| Feature | Details | 
|---|---|
| Annual Contribution Limit | $8,000 | 
| Lifetime Contribution Limit | $40,000 | 
| Tax-Deductible Contributions | Yes, similar to an RRSP | 
| Tax-Free Withdrawals | Yes, when used for purchasing a first home | 
| Investment Growth | Tax-free, including interest, dividends, and capital gains | 
| Over-Contribution Penalty | 1% per month on the excess amount | 
| Flexibility | Funds not used for a home can be transferred to an RRSP or RRIF | 
The First Home Savings Account (FHSA) is a savings vehicle designed to help Canadians save for their first home. Here are some key features and tax implications:
Annual Contribution Limit: The annual contribution limit for an FHSA is $8,000, with a lifetime limit of $40,000. Contributions are tax-deductible, similar to an RRSP.

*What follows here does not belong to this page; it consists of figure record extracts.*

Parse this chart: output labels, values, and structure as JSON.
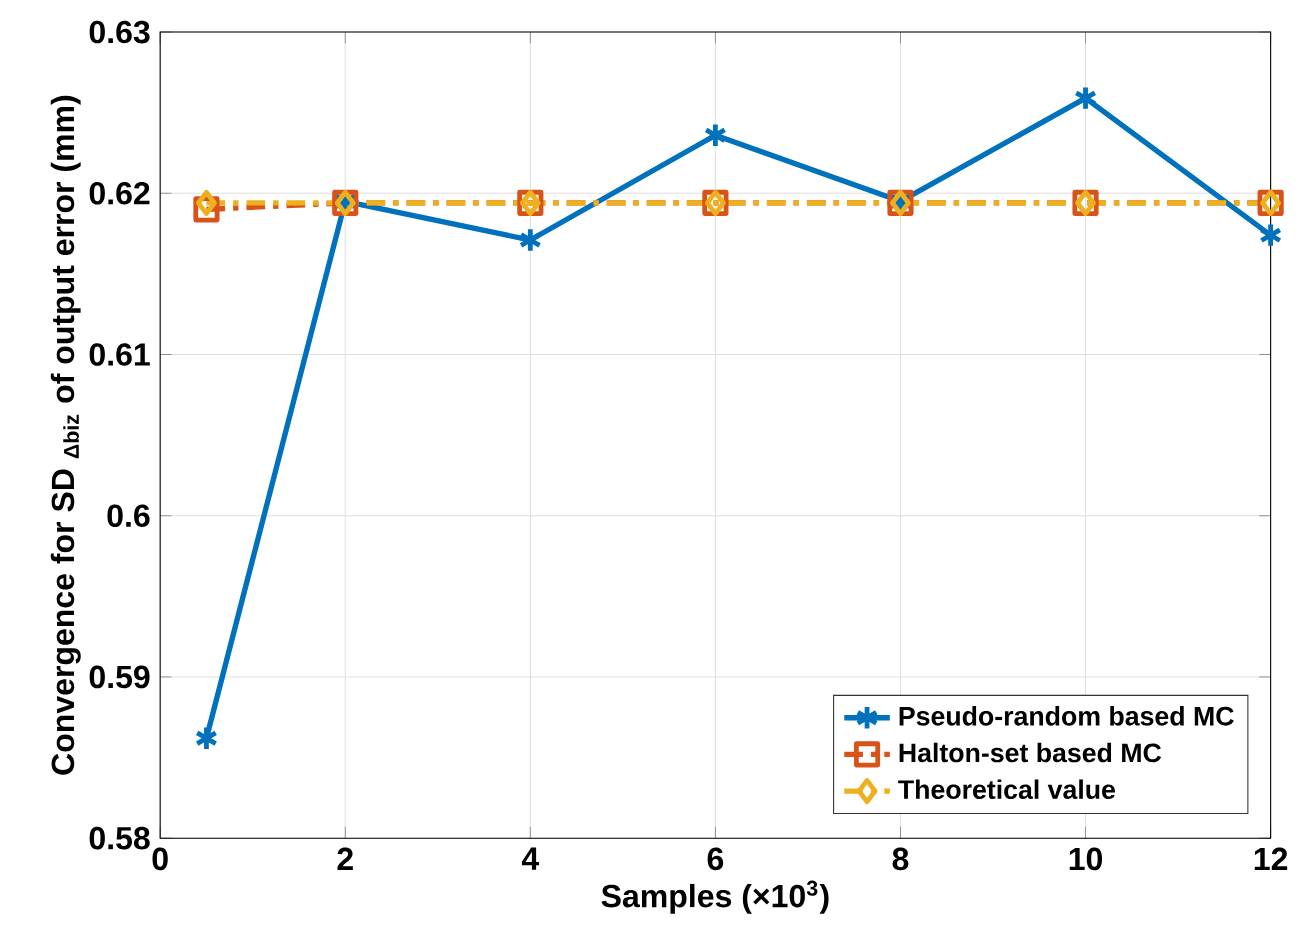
{
  "chart_data": {
    "type": "line",
    "xlabel": "Samples (×10$^{3}$)",
    "ylabel": "Convergence for SD $_{Δbiz}$ of output error (mm)",
    "x": [
      0.5,
      2,
      4,
      6,
      8,
      10,
      12
    ],
    "series": [
      {
        "name": "Pseudo-random based MC",
        "color": "#0072bd",
        "marker": "cross",
        "line_style": "solid",
        "values": [
          0.5862,
          0.6195,
          0.6171,
          0.6236,
          0.6195,
          0.6259,
          0.6174
        ]
      },
      {
        "name": "Halton-set based MC",
        "color": "#d95319",
        "marker": "square",
        "line_style": "dashed",
        "values": [
          0.619,
          0.6194,
          0.6194,
          0.6194,
          0.6194,
          0.6194,
          0.6194
        ]
      },
      {
        "name": "Theoretical value",
        "color": "#edb120",
        "marker": "diamond",
        "line_style": "dashed",
        "values": [
          0.6194,
          0.6194,
          0.6194,
          0.6194,
          0.6194,
          0.6194,
          0.6194
        ]
      }
    ],
    "xlim": [
      0,
      12
    ],
    "ylim": [
      0.58,
      0.63
    ],
    "xticks": [
      0,
      2,
      4,
      6,
      8,
      10,
      12
    ],
    "yticks": [
      0.58,
      0.59,
      0.6,
      0.61,
      0.62,
      0.63
    ],
    "grid": true,
    "legend": "bottom right"
  }
}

Tax-Free Withdrawals: Withdrawals from an FHSA are tax-free when used to purchase a first home. This can help first-time homebuyers save on taxes while accumulating funds for their home.
Investment Growth: Like a TFSA, all investment growth within an FHSA is tax-free. This includes interest, dividends, and capital gains.
Over-Contribution Penalty: Over-contributing to an FHSA will result in a penalty tax of 1% per month on the excess amount. For example, if you over-contribute $2,000, you would incur a penalty of $20 per month until the excess amount is corrected.
Flexibility: If the funds in the FHSA are not used to purchase a first home, they can be transferred to an RRSP or RRIF without affecting the contribution room of these accounts.
By leveraging the FHSA, first-time homebuyers can efficiently save for their home while enjoying significant tax benefits.